Strategy View

Key Points:
  • While Q1 2018 GDP is likely to be below Q4 2017’s 2.9% GDP growth, resulting in slower revenue growth than the S&P 500’s +9% median figure from last quarter, we believe EPS growth will be equal to or better than Q4 2017’s +16%.
    • Three factors include weak dollar-boosting exports, tax reform, and higher energy production and prices.
  • EPS will likely surprise, as it has each quarter for the past six years.
  • Energy has by far the best growth estimates after having the best Q4 growth as well. Energy’s median Q1 sales and EPS are expected to grow 14% and 62%, y/y, respectively.
    • U.S. crude production hit another record of 10.5Mbd last week.
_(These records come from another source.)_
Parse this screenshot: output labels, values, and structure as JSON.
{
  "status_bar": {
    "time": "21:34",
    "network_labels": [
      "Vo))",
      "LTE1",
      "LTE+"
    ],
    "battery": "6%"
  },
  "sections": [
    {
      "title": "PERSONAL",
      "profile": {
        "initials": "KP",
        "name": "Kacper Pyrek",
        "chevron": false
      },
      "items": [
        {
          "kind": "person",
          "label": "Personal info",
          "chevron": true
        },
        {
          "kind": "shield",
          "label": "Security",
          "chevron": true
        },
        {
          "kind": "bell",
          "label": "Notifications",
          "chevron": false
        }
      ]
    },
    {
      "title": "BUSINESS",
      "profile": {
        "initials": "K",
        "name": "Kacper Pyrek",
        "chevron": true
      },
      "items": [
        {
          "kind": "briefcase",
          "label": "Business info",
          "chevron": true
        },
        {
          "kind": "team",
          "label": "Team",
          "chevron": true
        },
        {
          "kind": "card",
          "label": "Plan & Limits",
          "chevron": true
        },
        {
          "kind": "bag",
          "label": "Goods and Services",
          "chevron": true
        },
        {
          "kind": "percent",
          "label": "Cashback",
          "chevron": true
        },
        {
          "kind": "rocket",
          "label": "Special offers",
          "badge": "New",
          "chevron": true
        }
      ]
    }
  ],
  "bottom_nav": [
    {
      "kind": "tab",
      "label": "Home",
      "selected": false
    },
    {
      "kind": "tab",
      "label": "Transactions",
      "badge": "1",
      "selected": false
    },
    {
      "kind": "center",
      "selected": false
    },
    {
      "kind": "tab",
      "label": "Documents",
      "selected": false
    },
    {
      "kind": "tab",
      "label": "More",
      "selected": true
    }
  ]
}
Despite continued supply gains, daily average WTI prices rose 13% in Q1 2018 from Q4 and are already up another 3% in Q2 q/q.
  • Other strong expectations include Transports (7% sales, 20% EPS, driven by trucks and rails),  Retail (6% sales, 20% EPS, driven by high 2017 tax rates), and Financial (6% sales and 19% EPS, driven by regionals, investment banks/management companies, and payment processors).
  • Estimate revisions (versus 90 days ago) also strongly favor Energy. Also strong are Transportation and Retail. Cyclicals/Staples have had no net positive revisions (leisure-travel booking, media, housing, and autos have all seen negative median Q1 EPS revisions).
  • S&P 500 GAAP valuation is fairly high on a trailing 12-month basis (24x), but forward non-GAAP is reasonable, at 15x. Expect EPS, not P/E expansion, to drive market gains.
  • Most USFL earnings are over the next four weeks.
    • Actionable ideas that have reported accelerating sales/EPS growth and sales/EPS beats are OLLI, PVH, SPLK. LULU also meets these criteria but is slightly extended. Energy names CLR and WRD are also actionable with 3-4 weeks left to report.
  • Stocks from groups with weak expected growth that overlap with our laggards list include K, KHC, OMC, MET, AIG, GT.